The film's vocabulary is both fresh and baffling, with several key characters, including Sugarpuss and the garbageman, seeming to speak in nothing but slang. "She jives by night," a waiter says of Sugarpuss. "Root-zootin' cute, solid, to boot." Although we are not likely to be as hopelessly lost as poor, bumbling Bertram, the film's idiolect is so packed with irregular word choices that after a while it does start to seem like it must be in another language, albeit one closely connected with our own. It doesn't take much, of course, to deduce that "yum yum" and "hoi toi toi" are roughly synonymous, or that Stanwyck's trademark tongue click, usually accompanied by a wink, is code for whatever the Hays office won't let her say.

Coop is well at home in this sort of role, as a bumbling, naive, boy next door, and makes the young professor both believable and likable, without appearing impossibly stupid, as often happens with "living under a rock" types. After Sugarpuss demonstrates the meaning of "yum yum," he dashes from the room to apply cool water to the back of his neck before he can continue talking with her. When he returns, he shyly mumbles, "Would you, Miss Sugarpuss, would you yum me just once more?" Ordinarily, dialog as hoky as this would break the spell for me, making me groan in pain rather than sympathizing with the character's own awkwardness. Yet somehow here, it's just adorable.

Somehow I don't think Walt's Snow could pull off a dress like that.

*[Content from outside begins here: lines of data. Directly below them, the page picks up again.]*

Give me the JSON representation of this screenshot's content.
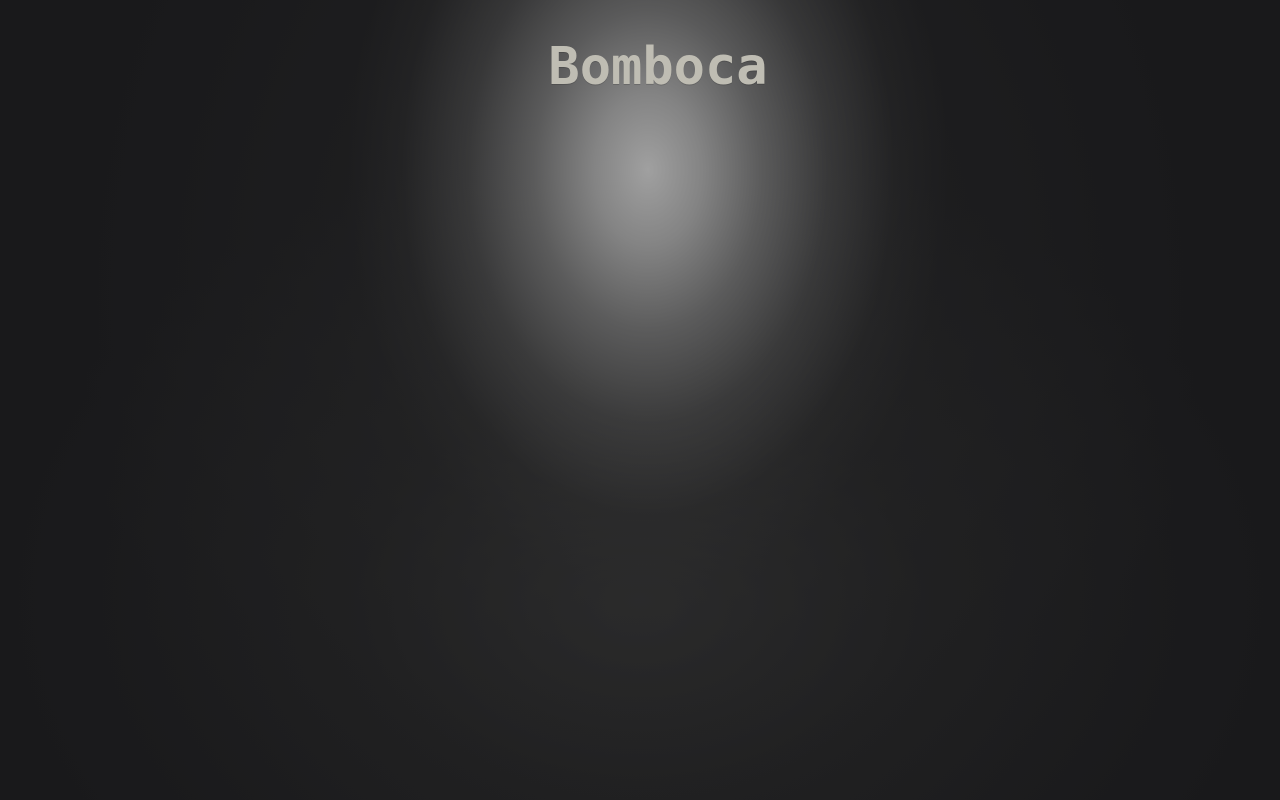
{
  "page": {
    "title": "Bomboca"
  },
  "colors": {
    "background": "#19191b",
    "spotlight": "#a0a0a0",
    "title_text": "#bfbdb3"
  }
}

The real prize in Ball of Fire, though, surely must go to Stanwyck. She's so strong and forward, without ever being brassy or arrogant. Highly sexualized yet innocent, a good girl who is somehow unapologetic about her involvement with the mob (no "we grew up together and he used to be such a good boy" back story here, thank goodness). She lies but wishes she didn't have to, is never moved by material considerations yet "cries if she has to wear last year's ermine." She's certainly no Snow White, yet for all that she's a more believable and appealing fairy tale princess than you'll find in any Disney movie.